Arthur ist alt. Also so richtig alt und gebrechlich, doch sein Mundwerk
funktioniert wie eh und je und schleudert den angeheuerten Pflegekräften
eine Beleidigung nach der anderen entgegen, sodass es keine lange
aushält. Um den grantigen Alten nicht mit ins eigene Haus holen zu
müssen, bietet die Mutter von Royce ihm an, sich für ein angemessenes
Gehalt die Ferien über um seinen Großvater zu kümmern. Vom Geld gelockt
sagt der 16jährige Royce zu und kümmert sich um seinen schrulligen, ihm
bisher unbekannten Großvater. Royce wächst mit seiner Aufgabe,
arrangiert sich mit Arthurs Lebensstil und darf sogar seinen alten
T-Bird fahren. Er lernt aber auch, dass sich unter der harten Schale des
alten Mannes eine abwechslungsreiche Lebensgeschichte verbirgt …
„Arthur – oder wie ich lernte, den T-Bird zu fahren“ ist ein großartiges
Buch. Eigentlich hatte ich keine sonderlich hohen Erwartungen an die
Geschichte. Ich rechnete mit lustigen, schrulligen Episoden des
Zusammenlebens von zwei ganz unterschiedlichen Generationen, aber mit
mehr eigentlich nicht. Lustige Unterhaltung für zwischendurch und mehr
nicht.

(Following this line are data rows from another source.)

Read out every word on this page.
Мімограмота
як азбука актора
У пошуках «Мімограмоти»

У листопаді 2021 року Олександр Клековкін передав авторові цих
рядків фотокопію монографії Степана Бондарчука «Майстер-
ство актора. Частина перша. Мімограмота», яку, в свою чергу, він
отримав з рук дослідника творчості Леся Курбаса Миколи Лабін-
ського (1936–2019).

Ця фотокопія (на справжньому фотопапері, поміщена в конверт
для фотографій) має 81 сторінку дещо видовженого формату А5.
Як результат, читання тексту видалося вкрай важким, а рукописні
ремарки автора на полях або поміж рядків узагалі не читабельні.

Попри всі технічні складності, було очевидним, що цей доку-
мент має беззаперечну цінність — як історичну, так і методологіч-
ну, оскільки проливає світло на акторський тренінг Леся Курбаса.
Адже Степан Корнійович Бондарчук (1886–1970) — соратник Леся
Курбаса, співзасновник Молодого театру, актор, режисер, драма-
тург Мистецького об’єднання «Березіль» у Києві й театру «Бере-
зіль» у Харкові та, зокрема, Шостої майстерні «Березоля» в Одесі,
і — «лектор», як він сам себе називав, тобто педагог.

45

Hinter der spaßigen Fassade verbirgt sich aber eine absolut
gefühlvolle Geschichte mit Tiefgang, die aber auch nicht ermahnend oder
kitschig wird.
Was mich am meisten überzeugte, war der außergewöhnliche Schreibstil.
Die Autorin schreibt treffsicher, mit einem tollen Händchen für
Situationskomik, ohne dass es aufgesetzt wirkt. Oft musste ich nicht
wegen der Situation selbst schmunzeln, sondern eher wegen der
sprachlichen Umschreibung und dem dadurch entstehenden Kopfkino. Die
einzelnen Szenen werden dabei kurz und knackig erzählt, sodass mehrere
Monate auf den knapp über 200 Seiten dicht zusammenrücken.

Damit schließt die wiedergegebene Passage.